Its uncorrection is that for each fighter there is a separate line in it, which is not convenient in the analysis. To get rid of this inconvenience when analyzing the results, I decided to use an iterator, only on odd lines. The number of the even number is calculated from the current odd line.
Thus, I will process a couple of lines at once and transfer them to a line. The code will be as follows:
all_fights = [] for i in sum_event_link.itertuples(): page_event = html.parse('%s/%s' % (main_domain_stat,active_event_link)) main_code = page_event.getroot() figth_event_tbl = main_code.find_class('data_table row_is_link').pop()[1:] for figther_num in xrange(len(figth_event_tbl)): if not figther_num % 2: all_fights.append( {'FIGHTER_WIN': figth_event_tbl[figther_num][2].text_content().lstrip().rstrip(), 'FIGHTER_LOSE': figth_event_tbl[figther_num+1][1].text_content().lstrip().rstrip(), 'METHOD': figth_event_tbl[figther_num][8].text_content().lstrip().rstrip(), 'METHOD_DESC': figth_event_tbl[figther_num+1][7].text_content().lstrip().rstrip(), 'ROUND': figth_event_tbl[figther_num][9].text_content().lstrip().rstrip(), 'TIME': figth_event_tbl[figther_num][10].text_content().lstrip().rstrip(), 'EVENT_NAME': i[1]} ) history_stat = DataFrame(all_fights)
You may notice that for each match the tournament name is additionally recorded.
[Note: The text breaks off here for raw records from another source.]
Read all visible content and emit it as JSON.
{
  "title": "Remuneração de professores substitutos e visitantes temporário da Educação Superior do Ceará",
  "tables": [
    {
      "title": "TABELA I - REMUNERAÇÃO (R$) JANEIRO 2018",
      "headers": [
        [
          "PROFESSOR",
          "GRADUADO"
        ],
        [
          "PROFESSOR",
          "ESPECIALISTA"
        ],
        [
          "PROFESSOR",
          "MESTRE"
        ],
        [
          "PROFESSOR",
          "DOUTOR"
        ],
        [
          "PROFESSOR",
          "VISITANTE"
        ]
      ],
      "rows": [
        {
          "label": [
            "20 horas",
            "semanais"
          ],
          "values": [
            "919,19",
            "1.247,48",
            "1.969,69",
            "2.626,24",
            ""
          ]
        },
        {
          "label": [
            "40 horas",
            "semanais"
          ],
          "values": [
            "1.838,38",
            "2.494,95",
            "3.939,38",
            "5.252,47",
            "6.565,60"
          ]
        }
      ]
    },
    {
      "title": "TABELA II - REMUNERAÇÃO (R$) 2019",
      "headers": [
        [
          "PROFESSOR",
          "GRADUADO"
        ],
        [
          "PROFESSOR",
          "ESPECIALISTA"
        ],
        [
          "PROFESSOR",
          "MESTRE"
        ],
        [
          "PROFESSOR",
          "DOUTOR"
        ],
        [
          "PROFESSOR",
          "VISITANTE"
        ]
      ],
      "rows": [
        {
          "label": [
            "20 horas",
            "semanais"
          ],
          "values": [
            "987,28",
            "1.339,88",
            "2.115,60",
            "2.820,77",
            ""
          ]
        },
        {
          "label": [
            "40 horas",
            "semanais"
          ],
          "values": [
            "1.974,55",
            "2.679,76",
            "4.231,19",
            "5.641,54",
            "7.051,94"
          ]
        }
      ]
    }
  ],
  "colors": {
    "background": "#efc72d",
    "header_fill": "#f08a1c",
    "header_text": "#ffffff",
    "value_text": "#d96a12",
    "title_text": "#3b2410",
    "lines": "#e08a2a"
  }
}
This is necessary in order to determine the date of the match.
Now save the results to a file:
history_stat.to_csv('..\DataSets\ufc\list_all_fights.csv',';',index=False)
Let's look at the result:
history_stat.head()
| EVENT_NAME | FIGHTER_LOSE | FIGHTER_WIN | METHOD | METHOD_DESC | ROUND | TIME |
---|
0 | UFC Fight Night 38: Shogun vs. Henderson | Robbie lawler | Johny hendricks | U. DEC | NaN | five | 5:00 |
---|
one | UFC Fight Night 38: Shogun vs. Henderson | Carlos condit | Tyron woodley | KO / TKO | Knee injury | 2 | Two o'clock |
---|
2 | UFC Fight Night 38: Shogun vs. Henderson | Diego sanchez | Myles jury | U. DEC | NaN | 3 | 5:00 |
---|
3 | UFC Fight Night 38: Shogun vs. Henderson | Jake shields | Hector lombard | U. DEC | NaN | 3 | 5:00 |
---|
four | UFC Fight Night 38: Shogun vs. Henderson | Nikita Krylov | Ovince saint preux | SUB | Other - Choke | one | 1:29 |
---|
It remains only to tighten the date to the fights and unload the final file:
all_statistics = history_stat.set_index('EVENT_NAME').join(sum_event_link.set_index('EVENT').DATE) all_statistics.to_csv('..\DataSets\ufc\statistics_ufc.csv',';', index_label='EVENT')
Conclusion
In the article, I tried to show the basics of working with the
lxml library, which is used for parsing XML and HTML markup. The code specified in the article does not claim to be optimal, but correctly performs the task set for it.
As you can see from the above program, the process of working with the library is quite simple, which helps to quickly write the necessary code. In addition to the above functions and methods, there are other equally necessary.